Speaking as a survivor of the 80's (you thought we were all gone, didn't you), "everyone" didn't write in assembly language, only some of us. We really did have other languages then - C, Pascal, Fortran, Lisp, Cobol, Basic, tons of others. No Python or Perl quite yet, but lots of Awk and Sed and Yacc and Lex and shell scripting.Just remember what Bill Gates is famous for saying... "640K ought to be enough for anybody". So, never put a ceiling on memory use or need. The future is ALWAYS calling.
However, I'm sure if everyone coded in Assembly Language (like back in the 80's)... RAM requirements and processor requirements would be a lot lower. I mean, realistically, how much space RAM/disk SHOULD macOS Monterey take up, if coded in 100% pure Assembly Language?
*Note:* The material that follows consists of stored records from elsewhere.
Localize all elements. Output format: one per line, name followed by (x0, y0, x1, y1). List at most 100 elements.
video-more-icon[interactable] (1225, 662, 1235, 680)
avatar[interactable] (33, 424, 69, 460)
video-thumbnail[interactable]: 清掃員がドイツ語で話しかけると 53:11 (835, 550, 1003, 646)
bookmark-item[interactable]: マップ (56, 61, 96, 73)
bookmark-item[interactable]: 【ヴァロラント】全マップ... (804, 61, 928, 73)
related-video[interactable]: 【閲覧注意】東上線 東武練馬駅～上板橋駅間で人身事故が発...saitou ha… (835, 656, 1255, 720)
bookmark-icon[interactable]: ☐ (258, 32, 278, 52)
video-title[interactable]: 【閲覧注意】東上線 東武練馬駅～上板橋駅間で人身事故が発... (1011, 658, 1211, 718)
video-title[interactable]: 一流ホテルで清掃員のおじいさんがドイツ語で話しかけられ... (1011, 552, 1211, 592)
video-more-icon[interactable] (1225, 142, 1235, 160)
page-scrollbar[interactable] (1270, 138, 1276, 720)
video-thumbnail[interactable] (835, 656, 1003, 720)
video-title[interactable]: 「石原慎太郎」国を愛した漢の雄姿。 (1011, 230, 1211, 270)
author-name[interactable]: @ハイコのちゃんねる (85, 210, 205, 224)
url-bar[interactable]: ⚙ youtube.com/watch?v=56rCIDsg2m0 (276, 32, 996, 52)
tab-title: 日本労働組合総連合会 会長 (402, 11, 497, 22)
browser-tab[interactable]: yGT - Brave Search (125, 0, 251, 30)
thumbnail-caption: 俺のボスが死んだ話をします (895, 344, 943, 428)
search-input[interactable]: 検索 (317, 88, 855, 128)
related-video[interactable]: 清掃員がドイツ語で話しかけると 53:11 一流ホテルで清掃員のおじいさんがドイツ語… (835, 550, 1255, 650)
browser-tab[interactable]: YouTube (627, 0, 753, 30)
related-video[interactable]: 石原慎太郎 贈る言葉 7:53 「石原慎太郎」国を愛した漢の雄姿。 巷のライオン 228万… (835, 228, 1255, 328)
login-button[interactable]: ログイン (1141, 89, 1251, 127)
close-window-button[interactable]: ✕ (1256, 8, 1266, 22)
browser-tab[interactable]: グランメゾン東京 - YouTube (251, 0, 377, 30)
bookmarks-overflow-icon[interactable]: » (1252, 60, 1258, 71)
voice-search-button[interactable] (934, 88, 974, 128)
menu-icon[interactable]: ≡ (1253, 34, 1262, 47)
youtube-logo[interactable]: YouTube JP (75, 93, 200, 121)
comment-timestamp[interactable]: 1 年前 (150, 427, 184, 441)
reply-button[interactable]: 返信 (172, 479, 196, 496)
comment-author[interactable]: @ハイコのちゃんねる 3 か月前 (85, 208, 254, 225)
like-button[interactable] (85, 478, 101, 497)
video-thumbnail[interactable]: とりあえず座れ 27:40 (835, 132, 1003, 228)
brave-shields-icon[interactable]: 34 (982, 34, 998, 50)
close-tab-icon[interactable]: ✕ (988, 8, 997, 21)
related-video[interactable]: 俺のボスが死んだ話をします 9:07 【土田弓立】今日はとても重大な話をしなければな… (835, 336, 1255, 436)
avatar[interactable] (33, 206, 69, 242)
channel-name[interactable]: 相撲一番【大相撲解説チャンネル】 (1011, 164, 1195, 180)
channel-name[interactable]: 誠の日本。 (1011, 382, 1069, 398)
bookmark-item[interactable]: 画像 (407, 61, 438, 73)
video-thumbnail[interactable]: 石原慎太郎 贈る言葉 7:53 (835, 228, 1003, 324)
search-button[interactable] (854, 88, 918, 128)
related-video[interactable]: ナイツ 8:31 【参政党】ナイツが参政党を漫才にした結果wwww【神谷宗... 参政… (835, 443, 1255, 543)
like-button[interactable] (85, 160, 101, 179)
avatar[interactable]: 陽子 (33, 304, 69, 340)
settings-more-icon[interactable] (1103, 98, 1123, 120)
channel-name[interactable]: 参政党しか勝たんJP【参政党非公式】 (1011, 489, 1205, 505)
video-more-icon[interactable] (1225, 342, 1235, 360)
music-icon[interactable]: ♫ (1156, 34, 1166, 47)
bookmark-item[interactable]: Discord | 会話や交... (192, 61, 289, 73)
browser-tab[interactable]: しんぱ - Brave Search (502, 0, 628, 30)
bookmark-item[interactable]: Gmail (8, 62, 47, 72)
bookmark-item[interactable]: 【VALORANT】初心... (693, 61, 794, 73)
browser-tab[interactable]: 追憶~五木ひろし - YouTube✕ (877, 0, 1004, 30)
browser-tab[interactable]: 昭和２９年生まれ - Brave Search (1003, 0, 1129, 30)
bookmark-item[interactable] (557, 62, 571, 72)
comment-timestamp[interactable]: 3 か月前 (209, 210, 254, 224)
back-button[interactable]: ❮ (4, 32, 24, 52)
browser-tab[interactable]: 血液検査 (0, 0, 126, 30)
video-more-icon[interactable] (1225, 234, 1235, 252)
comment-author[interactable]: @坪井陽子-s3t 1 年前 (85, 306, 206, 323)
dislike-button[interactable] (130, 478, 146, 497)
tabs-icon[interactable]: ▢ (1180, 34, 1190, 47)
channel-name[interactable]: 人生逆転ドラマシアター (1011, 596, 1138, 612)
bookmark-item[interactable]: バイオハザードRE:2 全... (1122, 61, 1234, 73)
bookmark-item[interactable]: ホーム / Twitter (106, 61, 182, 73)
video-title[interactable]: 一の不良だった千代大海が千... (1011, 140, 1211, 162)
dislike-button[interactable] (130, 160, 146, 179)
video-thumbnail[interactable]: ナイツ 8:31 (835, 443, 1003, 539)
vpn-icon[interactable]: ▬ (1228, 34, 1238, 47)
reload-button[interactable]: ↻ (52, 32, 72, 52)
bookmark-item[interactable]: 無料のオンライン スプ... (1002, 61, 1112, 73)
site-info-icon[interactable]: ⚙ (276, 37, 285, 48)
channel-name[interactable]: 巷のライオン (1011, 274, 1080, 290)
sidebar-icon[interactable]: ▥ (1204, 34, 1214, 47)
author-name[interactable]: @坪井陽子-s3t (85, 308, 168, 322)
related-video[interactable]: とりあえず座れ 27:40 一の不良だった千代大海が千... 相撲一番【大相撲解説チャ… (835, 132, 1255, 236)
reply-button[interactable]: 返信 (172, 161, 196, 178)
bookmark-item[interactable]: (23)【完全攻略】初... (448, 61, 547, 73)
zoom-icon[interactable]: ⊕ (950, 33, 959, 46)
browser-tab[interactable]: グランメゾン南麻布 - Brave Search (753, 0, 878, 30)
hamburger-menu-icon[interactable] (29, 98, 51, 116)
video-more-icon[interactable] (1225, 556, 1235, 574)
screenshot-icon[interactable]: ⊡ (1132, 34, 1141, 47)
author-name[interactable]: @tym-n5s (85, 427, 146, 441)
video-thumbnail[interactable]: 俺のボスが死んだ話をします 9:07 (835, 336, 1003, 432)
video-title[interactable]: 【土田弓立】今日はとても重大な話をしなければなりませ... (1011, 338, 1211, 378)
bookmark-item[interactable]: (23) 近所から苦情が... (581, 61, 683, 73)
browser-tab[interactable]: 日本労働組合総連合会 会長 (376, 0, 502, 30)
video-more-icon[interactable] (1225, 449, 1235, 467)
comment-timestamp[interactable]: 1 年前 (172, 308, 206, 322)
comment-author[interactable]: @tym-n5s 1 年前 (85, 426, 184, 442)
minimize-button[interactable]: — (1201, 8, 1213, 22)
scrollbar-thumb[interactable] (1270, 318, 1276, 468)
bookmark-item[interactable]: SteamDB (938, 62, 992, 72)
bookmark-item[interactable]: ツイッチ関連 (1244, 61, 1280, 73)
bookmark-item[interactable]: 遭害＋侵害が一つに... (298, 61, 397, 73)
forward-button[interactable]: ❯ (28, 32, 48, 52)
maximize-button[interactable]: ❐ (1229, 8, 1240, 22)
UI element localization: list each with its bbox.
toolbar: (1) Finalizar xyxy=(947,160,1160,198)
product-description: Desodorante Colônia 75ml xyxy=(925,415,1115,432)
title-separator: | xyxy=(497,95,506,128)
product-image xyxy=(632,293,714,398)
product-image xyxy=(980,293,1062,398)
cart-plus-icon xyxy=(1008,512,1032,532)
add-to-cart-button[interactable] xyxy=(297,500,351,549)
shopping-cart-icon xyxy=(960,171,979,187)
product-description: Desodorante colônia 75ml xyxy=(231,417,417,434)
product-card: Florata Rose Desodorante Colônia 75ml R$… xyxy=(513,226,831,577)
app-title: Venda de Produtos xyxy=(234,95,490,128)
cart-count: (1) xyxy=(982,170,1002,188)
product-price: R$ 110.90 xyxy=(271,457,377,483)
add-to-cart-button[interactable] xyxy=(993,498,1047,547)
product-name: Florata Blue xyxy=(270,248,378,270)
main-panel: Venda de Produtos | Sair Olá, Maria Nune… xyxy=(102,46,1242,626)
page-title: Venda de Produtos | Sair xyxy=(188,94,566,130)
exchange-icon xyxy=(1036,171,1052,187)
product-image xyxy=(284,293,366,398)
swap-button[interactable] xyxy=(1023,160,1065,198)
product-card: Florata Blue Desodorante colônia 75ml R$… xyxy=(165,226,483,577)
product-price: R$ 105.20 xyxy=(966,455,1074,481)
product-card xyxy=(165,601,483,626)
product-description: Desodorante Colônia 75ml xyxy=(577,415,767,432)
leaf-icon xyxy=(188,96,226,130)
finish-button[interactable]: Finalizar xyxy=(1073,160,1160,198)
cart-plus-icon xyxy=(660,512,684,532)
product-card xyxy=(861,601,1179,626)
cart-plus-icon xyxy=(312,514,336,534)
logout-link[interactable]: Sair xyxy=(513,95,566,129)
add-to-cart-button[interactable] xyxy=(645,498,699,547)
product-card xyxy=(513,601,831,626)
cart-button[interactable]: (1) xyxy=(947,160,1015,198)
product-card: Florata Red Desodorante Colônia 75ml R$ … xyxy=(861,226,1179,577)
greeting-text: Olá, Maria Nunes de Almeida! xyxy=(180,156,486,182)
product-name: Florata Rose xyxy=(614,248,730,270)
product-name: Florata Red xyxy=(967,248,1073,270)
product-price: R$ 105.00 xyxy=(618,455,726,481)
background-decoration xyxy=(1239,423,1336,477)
What generation of processor could macOS Monterey run on, if coded that way?
Writing in assembly can get you some space savings over C, but not as much as you think - C is basically a generic high-level assembler (and it's still the language that most operating systems are written in). What makes something like Monterey big is not the choice of C over assembly, but rather... just how damn complicated it is. It's doing so many things. Oh, and if we were writing OS's in assembler these days, we'd be at least a decade behind where we are now in capabilities of the machine. The reason for writing in C rather than assembler, is that little extra bit of abstraction makes it much easier to reason about and write large systems.